Num país esfacelado pela desigualdade, os ricos aprendem inglês e francês desde pequenos em escolas bilíngues de mensalidades exorbitantes, para desfrutar ao máximo as viagens a Miami e a Paris. A classe média se contenta em colocar os filhos adolescentes nos cursos de idiomas dos bairros nobres.
À classe trabalhadora, estrangulada, com chances remotas de acesso ao ensino superior, e cada vez mais esmagada pela necessidade de comprovar alguma qualificação para lutar por uma vaga de emprego em tempos de recessão, não resta outro caminho senão esses mesmos cursos de idiomas elitistas. Com mensalidades que não raro chegam quase à metade de um salário mínimo e cursos longos, que às vezes chegam a sete anos de duração, não demora muito para que os mais pobres se percebam destituídos do direito de aprender. Se dividir entre o trabalho, a família e as aulas não é fácil.
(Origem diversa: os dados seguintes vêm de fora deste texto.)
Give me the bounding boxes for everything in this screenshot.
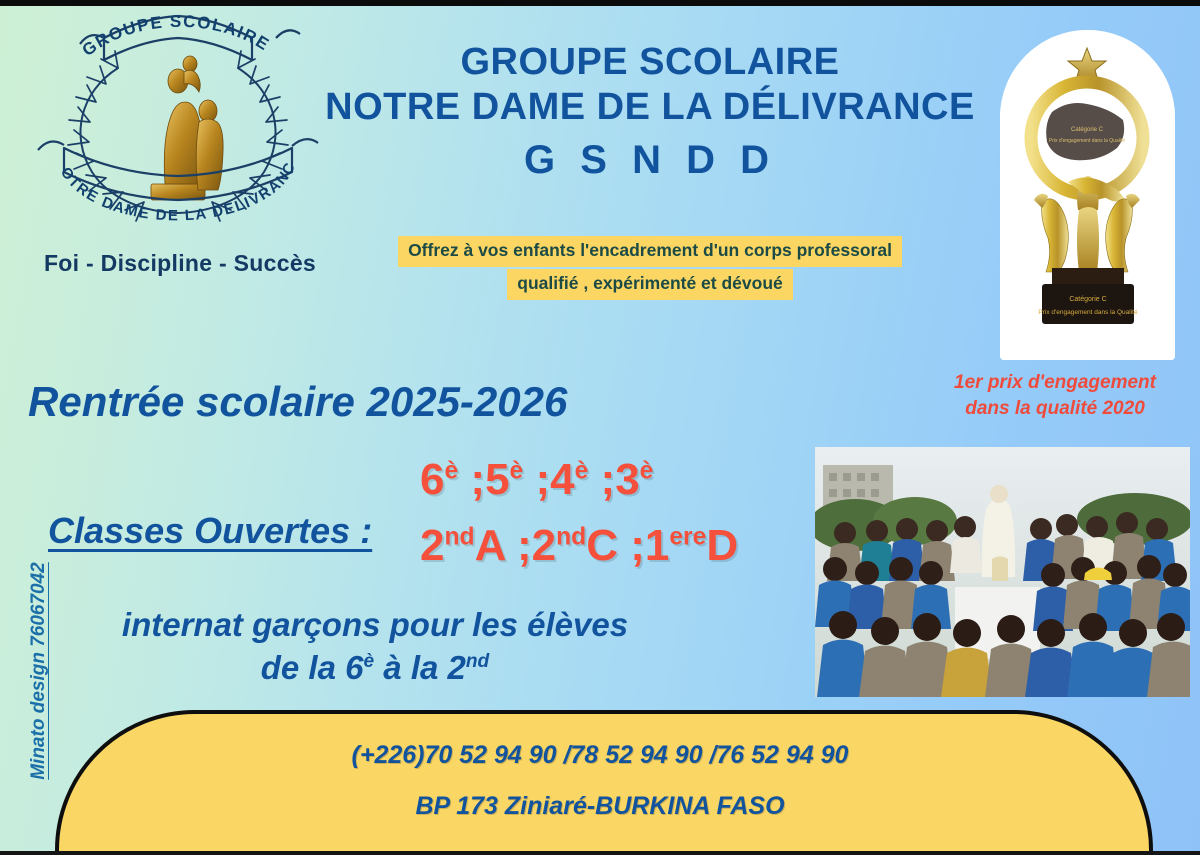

Menos ainda em grandes metrópoles como Recife, onde o trajeto de casa ao trabalho pode levar mais de duas horas.


A atmosfera de desesperança, é claro, atinge igualmente a nós, professores. Somos extremamente desvalorizados, seja na rede pública, seja na rede privada. Cenário comum: numa turma de doze, a mensalidade de um só aluno já é maior que o pagamento que o professor receberá por aquela turma. Se você é aluno de um curso de idiomas, pergunte ao seu professor quanto ele recebe. Chegar a R$30/hora é um luxo! Ademais, a perspectiva de crescimento na carreira é quase insignificante e a liberdade de criar é extremamente limitada.
Aos professores migalhas, aos donos das grandes franquias, novas escolas para lucrar mais a cada ano.


Apesar de tantos problemas, não serviria de nada perder todas as esperanças e desistir. É possível criar para os professores, condições mais dignas, a valorização profissional e o reconhecimento que todos merecemos e a liberdade de planejar as aulas e participar de forma democrática das decisões pedagógicas. Para os alunos, mensalidades justas, que diminuem à medida que cresce o número de alunos. Além disso, a libertadora possibilidade de estudar onde e quando tiverem disponibilidade, e conforme a metodologia com a qual se sentirem mais confortáveis.
É preciso valorizar os bons exemplos. Se você pensa em estudar um idioma em algum curso, leve em conta também quanto ganham os professores. Se você percebeu que faltam professores de idiomas nas escolas públicas, denuncie. A situação só pode mudar quando o problema for reconhecido como de todos nós.


Philipe Araújo é pesquisador na área de ensino de inglês como língua estrangeira e tem certificações de proficiência internacionais em língua inglesa (C1) e língua italiana (C2). Atualmente, trabalha como professor-pesquisador bolsista da CAPES no Núcleo de Línguas Idiomas sem Fronteiras da UFPE. É graduando no oitavo período de Licenciatura em Língua Inglesa. Cursou Didática das Línguas Modernas e Linguística Italiana em intercâmbio na Università Roma Tre (2012), na Itália, obtendo certificação de proficiência em italiano em nível C2 (avançado), reconhecida pelo governo italiano. Em 2013, obteve certificação internacional como aplicador do TOEFL ITP, e no momento atua como aplicador do TOEFL na UFPE. Suas pesquisas concentram-se nas áreas de Didática das Línguas, Língua e Relações Sociais, Linguística Aplicada e Argumentação. Atua também como professor privado de língua portuguesa, inglesa e italiana para jovens e adultos. Participou como voluntário de uma série de projetos de inclusão social e divulga sua produção acadêmica em eventos ligados à Educação, ao Ensino de Línguas, Linguística e Literatura.